Computer science is all about modeling. If one has the right model for a problem, then solving the problem becomes an engineering exercise.
Part of the work of creating a model is defining the right set of abstractions to work with, yet here is where the problem lies, if one uses these abstractions without fully understanding the underlying model and foundations. There is no better example of this problem then in the hot field of machine learning.
A simple definition of machine learning is the application of algorithms that attempt to learn with past input to predict future results.
We can see this everywhere today, from Facebook’s suggestions of new friends, Amazon’s product proposals, to LinkedIn’s job offers. Compound this now with Big Data. Due to this high demand, several libraries and tools have been created to support the use of machine learning.
This is all goodness, except that people are using these tools in some cases to provide critical business services without taking care of learning the underlying (statistical) models that support them. I have seen this over and over again. I believe other people also have, such as my friend Opher in this blog.
Let’s take a look at a few naive examples to illustrate the issues.
In our first example, we would like to predict a person’s weight from the person’s height. The height is what is called the explanatory or independent variable, and the weight is our predicted, response, or dependent variable. Following, we have a sample input for this data:
1 180.0 77.0
2 177.8 69.9
3 175.0 69.5
4 170.0 68.0
Note that I am using real subjects for this data, but I can’t name them otherwise some people (at my immediate family) may get a bit upset. 🙂
There is a general heuristics in science known as Occam’s razor that says one should always try the simplest approach to solving a problem. This may sound ridiculously obvious, but believe me if you are used to statistics, it is not really that surprising that one actually had to explicit state this.
Anyway, adhering to this heuristics, one of the simplest model, which actually works well in general and is widely employed, is what is known as the linear model. A linear model is nothing more than finding a linear equation of the form y = intercept + slope * x (in the case of a single independent variable) that fits well to the input data. There are several algorithms that do this, one of them being the least square algorithm.
Using our example, we can ‘fit’ a linear model to the input data as follows in R:
lm(formula = weight ~ height, data = example1)
And if we drill down into the result:
Or, if replacing in the original formula:
weight = -59.8261 + 0.7452 * height
A careful analysis of this would show that the coefficients are a bit off, however keep in mind that I trained my model using a sample of only 4 entries. This is a very small sample indeed, typically one fits their models using hundreds, or thousands, or even millions of elements. In fact, there is a field in statistics called power analysis that helps you define how large your sample has to be so as that you can have a certain level of confidence, say 95%, in your results. There are many variables to this calculation, but surprisingly enough the minimum number needed is generally not very large, sometimes just in the two digits range.
Regardless, let’s use this model to try to predict the weight of another subject whose height is 150 cm.
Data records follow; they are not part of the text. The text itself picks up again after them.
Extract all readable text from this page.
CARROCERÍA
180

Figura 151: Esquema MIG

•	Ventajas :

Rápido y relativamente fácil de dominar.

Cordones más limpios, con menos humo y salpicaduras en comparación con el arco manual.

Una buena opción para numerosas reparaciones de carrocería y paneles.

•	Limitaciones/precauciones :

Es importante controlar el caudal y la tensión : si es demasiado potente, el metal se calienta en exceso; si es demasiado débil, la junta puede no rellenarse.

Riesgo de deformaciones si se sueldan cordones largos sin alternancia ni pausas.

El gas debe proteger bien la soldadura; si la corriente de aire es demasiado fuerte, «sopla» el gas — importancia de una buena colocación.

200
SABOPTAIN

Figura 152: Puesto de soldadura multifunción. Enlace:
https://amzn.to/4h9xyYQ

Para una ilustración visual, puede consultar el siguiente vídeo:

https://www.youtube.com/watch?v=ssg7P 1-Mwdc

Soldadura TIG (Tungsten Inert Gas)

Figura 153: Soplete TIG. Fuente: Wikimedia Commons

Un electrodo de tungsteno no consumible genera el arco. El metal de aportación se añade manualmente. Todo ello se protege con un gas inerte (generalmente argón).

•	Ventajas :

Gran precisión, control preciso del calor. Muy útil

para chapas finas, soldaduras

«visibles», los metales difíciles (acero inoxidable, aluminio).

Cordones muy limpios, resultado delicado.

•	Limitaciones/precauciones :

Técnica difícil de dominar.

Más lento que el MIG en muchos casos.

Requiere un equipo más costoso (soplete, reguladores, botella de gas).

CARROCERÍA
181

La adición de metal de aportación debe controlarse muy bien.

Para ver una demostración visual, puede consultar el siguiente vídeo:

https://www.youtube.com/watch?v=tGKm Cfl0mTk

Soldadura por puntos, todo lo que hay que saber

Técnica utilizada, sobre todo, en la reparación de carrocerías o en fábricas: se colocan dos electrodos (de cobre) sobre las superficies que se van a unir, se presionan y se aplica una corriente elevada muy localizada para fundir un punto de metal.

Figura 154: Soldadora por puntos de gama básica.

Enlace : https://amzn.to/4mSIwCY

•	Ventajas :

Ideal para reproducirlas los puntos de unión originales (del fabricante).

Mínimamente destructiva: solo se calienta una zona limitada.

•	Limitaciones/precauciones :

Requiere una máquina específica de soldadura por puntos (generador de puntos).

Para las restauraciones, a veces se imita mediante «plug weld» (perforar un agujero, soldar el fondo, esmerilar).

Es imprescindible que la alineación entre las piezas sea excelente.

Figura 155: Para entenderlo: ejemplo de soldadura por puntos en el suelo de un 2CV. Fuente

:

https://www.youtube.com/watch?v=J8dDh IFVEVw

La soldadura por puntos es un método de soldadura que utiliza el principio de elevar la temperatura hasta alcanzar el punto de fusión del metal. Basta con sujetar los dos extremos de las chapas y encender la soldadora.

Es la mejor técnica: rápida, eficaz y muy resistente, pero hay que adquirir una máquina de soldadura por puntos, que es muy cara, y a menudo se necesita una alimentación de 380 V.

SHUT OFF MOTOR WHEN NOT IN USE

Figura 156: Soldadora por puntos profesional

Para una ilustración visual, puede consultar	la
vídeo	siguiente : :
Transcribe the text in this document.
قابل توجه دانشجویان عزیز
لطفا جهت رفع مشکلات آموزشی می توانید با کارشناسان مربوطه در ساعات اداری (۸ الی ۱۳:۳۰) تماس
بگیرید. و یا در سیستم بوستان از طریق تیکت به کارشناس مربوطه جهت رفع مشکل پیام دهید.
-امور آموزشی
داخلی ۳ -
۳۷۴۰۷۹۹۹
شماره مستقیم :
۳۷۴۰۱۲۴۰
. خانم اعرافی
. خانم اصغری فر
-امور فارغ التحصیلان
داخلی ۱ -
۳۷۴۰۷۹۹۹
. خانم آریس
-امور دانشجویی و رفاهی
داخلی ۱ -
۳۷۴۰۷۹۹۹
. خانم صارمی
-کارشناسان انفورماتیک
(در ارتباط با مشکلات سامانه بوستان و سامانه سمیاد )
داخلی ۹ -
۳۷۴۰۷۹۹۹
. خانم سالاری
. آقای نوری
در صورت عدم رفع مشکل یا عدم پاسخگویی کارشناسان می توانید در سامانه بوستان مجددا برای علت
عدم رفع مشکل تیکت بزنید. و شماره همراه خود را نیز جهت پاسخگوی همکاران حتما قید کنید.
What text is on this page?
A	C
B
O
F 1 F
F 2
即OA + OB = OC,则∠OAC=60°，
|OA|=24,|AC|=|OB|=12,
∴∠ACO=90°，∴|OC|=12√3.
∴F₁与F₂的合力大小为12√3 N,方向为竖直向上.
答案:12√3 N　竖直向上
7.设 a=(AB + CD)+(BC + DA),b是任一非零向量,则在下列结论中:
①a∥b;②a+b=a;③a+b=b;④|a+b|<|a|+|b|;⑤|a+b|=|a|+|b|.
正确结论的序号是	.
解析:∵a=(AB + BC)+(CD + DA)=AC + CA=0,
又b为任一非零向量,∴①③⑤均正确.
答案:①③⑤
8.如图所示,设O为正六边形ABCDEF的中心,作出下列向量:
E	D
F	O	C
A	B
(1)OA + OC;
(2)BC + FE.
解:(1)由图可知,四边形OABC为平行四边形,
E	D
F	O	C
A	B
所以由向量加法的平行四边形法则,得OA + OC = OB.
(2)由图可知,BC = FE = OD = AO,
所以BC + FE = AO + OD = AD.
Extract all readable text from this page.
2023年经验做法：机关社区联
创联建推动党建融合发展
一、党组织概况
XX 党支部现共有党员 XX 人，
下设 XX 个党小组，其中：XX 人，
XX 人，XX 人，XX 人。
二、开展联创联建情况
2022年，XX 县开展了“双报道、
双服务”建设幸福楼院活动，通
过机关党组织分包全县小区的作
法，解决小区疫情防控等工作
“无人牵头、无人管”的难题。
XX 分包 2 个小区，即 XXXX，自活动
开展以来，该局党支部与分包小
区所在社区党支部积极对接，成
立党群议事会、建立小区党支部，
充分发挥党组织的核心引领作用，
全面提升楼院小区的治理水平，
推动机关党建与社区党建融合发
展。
This is done as follows in R:
predict(fit, list(height = 150))-> 51.94918
As it stands, I know for a fact that this person’s weight (she may deny it) is around 52-53 kg, so in spite of everything our model has done remarkable well, wouldn’t you say?
Well, let’s now try this approach with a different scenario.
Say we have a sample with the number of frauds that has happened in a particular location as per its zip code. Here is the sample:
1 91333 13
2 91332 10
3 91331 5
4 91330 15
For example, in the zip code 91333, there has been 13 frauds (in the last month). Could we create a linear model for this data, for example, in the form of:
fit2 <- lm(fraud ~ zipcode, example2)
Well, let’s try to use it:
predict(fit2, list(zipcode=91000))-> 43.9
predict(fit2, list(zipcode=91334))-> 10.5
Obviously, the results make absolutely no sense. What went wrong? Several things, to begin with there is really no linearity between the variables zip code and the number of frauds. But there is even a more subtle problem, whenever you are using linear models, there is a requirement that the variances (actually, the residuals) of the predicted variable be normally distributed. What this means is that, for example, your predicted variable cannot be a ‘count data’, like we have in this fraud example, or a binary true or false response, or even a categorical value, like high/medium/low, as none of these have a normal distribution. Even more than that, say that in our first example, we had included the measures of children alongside the measures for adults. As the variance for the weight and height correlation is different for adults and children, they would not be normally distributed, and hence wouldn’t work well for our linear model.
What this means is that it is not enough to simply apply a machine learning algorithm to your data, first and foremost you must understand your data and its distribution, which is not a trivial task.
The adoption of machine learning is very welcoming, however one must not forget the human aspect of choosing the right models and algorithms.